The efficacy and safety of concentrated herbal extract granules, YH1, as an add-on medication in poorly controlled type 2 diabetes: A randomized, double-blind, placebo-controlled pilot trial

Abstract

Background: In Asian countries, many patients with type 2 diabetes fail to achieve controlled glycated hemoglobin (HbA1c) levels while taking several classes of oral hypoglycemic agents (OHAs). Traditional Chinese medicine could be an alternative therapeutic option for poorly controlled type 2 diabetes. YH1 is a concentrated Chinese herbal extract formula that combines Rhizoma Coptidis and Shen-Ling-Bai-Zhu-San. This randomized, double-blind, placebo-controlled pilot study evaluated YH1 as an add-on medication for poorly controlled type 2 diabetes.

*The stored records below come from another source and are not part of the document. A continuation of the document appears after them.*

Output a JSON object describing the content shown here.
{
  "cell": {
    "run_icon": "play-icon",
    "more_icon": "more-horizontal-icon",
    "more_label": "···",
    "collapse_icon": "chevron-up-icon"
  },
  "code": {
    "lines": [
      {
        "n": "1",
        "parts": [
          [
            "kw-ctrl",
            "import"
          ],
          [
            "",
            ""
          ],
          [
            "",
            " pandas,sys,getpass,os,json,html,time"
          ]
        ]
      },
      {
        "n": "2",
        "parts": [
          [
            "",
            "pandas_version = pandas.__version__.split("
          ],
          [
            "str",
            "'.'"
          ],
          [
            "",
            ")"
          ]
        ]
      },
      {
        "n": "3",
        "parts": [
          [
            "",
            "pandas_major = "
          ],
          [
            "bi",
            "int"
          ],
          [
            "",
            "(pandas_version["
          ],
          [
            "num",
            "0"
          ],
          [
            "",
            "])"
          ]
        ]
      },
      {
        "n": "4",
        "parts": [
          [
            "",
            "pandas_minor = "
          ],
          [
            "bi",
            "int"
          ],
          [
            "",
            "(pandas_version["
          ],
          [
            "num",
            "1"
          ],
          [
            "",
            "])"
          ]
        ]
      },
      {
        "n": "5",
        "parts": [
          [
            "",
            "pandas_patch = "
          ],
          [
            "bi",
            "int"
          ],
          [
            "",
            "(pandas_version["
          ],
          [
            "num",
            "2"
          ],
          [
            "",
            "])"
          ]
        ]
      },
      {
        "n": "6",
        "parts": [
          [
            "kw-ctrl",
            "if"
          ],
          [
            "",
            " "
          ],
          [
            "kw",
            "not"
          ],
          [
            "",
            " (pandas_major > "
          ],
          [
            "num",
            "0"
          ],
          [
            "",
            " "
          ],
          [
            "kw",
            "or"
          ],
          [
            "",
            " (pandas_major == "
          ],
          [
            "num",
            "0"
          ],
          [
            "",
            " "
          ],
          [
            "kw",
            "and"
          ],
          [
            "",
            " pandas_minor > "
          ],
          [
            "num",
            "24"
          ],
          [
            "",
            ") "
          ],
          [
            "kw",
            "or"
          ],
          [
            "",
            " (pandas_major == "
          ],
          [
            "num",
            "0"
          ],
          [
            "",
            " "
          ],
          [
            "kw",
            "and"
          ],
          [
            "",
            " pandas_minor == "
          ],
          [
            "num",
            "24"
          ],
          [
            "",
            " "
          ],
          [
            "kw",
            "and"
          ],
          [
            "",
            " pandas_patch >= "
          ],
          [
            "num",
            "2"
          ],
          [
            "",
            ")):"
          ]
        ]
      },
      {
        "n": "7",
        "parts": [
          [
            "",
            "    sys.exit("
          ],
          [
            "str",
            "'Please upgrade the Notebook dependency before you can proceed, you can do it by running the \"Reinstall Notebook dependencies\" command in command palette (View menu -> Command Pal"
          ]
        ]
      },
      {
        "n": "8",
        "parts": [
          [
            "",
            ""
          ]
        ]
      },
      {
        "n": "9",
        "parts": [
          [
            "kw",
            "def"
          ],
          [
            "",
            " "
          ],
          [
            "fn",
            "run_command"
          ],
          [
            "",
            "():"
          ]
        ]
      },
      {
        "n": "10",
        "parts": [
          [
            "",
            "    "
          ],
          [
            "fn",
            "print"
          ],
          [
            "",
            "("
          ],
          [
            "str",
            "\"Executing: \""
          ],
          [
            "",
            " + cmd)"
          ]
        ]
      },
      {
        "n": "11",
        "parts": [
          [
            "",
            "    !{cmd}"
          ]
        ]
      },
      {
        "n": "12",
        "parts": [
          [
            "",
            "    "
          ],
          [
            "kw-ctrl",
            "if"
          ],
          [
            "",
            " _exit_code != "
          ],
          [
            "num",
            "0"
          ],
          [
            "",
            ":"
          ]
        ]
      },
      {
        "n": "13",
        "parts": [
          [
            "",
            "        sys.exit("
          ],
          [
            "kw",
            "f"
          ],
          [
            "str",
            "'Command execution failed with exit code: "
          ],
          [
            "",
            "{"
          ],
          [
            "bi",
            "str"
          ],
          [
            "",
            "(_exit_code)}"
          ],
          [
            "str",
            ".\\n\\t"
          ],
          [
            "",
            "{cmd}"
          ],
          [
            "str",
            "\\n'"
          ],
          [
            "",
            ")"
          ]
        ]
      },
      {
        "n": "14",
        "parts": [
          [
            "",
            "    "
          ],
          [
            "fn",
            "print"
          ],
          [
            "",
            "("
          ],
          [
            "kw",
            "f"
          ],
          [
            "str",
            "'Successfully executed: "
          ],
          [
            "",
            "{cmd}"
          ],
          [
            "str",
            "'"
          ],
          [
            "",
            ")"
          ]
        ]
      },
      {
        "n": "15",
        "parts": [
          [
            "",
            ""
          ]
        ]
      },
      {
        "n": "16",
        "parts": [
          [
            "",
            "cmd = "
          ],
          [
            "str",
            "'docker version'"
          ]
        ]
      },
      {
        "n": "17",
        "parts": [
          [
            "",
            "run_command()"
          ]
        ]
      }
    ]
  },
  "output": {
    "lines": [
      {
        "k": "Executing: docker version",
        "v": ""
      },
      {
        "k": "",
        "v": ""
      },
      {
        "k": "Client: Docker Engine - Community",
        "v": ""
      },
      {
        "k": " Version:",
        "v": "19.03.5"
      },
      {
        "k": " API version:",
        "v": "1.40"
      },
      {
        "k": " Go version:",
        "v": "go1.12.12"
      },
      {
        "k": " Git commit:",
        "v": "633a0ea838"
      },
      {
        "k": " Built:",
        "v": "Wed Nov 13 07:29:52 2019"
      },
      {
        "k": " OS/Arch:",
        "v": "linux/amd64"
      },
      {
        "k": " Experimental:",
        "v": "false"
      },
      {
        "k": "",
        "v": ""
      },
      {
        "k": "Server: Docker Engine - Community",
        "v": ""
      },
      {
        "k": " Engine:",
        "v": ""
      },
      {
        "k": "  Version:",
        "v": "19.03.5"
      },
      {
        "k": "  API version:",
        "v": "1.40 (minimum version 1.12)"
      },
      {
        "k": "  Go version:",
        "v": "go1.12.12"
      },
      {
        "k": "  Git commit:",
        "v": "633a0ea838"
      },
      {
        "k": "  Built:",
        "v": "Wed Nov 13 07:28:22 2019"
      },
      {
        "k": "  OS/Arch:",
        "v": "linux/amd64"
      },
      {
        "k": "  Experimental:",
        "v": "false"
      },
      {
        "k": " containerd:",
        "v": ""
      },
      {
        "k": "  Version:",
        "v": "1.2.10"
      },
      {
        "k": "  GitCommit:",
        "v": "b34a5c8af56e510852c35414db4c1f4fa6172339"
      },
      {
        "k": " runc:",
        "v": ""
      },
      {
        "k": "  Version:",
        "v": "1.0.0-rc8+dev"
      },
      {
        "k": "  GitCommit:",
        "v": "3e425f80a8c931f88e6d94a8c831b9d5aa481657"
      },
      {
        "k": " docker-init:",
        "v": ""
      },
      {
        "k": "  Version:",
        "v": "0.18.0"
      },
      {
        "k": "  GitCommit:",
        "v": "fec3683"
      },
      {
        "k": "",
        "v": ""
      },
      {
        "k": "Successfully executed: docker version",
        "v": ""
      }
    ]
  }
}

Methods: Forty-six patients with poorly controlled type 2 diabetes were randomly assigned 1:1 to the YH1 or placebo group. Before the trial, all subjects had received three or more classes of OHAs with HbA1c > 7.0% (53 mmol/mol) and a body mass index ≥ 23 kg/m2. During the 12-week trial, participants continued to take OHAs without any dose or medication changes. The primary endpoint was the percentage change in HbA1c level. Per-protocol analysis was applied to the final evaluation.

Results: At week 12, there was an 11.1% reduction in HbA1c from baseline and a 68.9% increase in homeostatic model assessment (HOMA) of β cell function in the YH1 group, which also exhibited significant reductions in two-hour postprandial glucose (-26.2%), triglycerides (-29.5%), total cholesterol (-21.6%), low-density lipoprotein cholesterol (-17.4%), body weight (-0.5%), and waist circumference (-1.1%). The changes in fasting plasma glucose, HOMA insulin resistance and symptom scores were not significantly different between the YH1 and placebo groups. No serious adverse events occurred during this clinical trial.

Conclusions: This pilot study indicates that YH1 together with OHAs can improve hypoglycemic action and β-cell function in overweight/obese patients with poorly controlled type 2 diabetes. YH1 is a safe add-on medication for OHAs and has beneficial effects on weight control and lipid metabolism. A larger study population with longer treatment and follow-up periods is required for further verification.

Fig 1. CONSORT flow diagram of enrollment, randomization, and treatment.

Two patients in the YH1 group and three patients in the placebo group were excluded from the study for the various reasons listed.

Fig 2. 3D-HPLC fingerprint of YH1.

The chemical composition of YH1 was analyzed using high-performance liquid chromatography (HPLC) with a photodiode array (PDA). Fourteen components, including allantoin, atractylenolide III, berberine, coptisine, ginsenoside Rb1, ginsenoside Re, ginsenoside Rg1, glycyrrhizin, liquiritin, pachymic acid, palmatine, platycodin D, magnoflorin and quercitrin, were detected.

Fig 3. Primary outcomes (HbA_1c) and secondary outcomes (2hPG) over 12 weeks.

The distribution of data (median, quartiles, range and outliers) for HbA_1c (A) and 2hPG (B) in the YH1 and placebo groups at week 0, week 4, and week 12 are displayed in the boxplot. To analyze the changes in parameters from their baseline values, Wilcoxon signed-rank test was applied. A value of p < 0.05 was considered significant. In the boxplot (Fig 3A), there was a significant reduction in the median HbA_1c value at week 4 (p = 0.003) and week 12 (p = 0.001) compared with the value at baseline in the YH1 group. In addition, the median 2hPG level from week 0 to week 12 declined significantly from 220 mg/dL to 172 mg/dL in the YH1 group (Fig 3B, p = 0.008). HbA_1c, glycated hemoglobin; 2hPG, 2-hour postprandial glucose.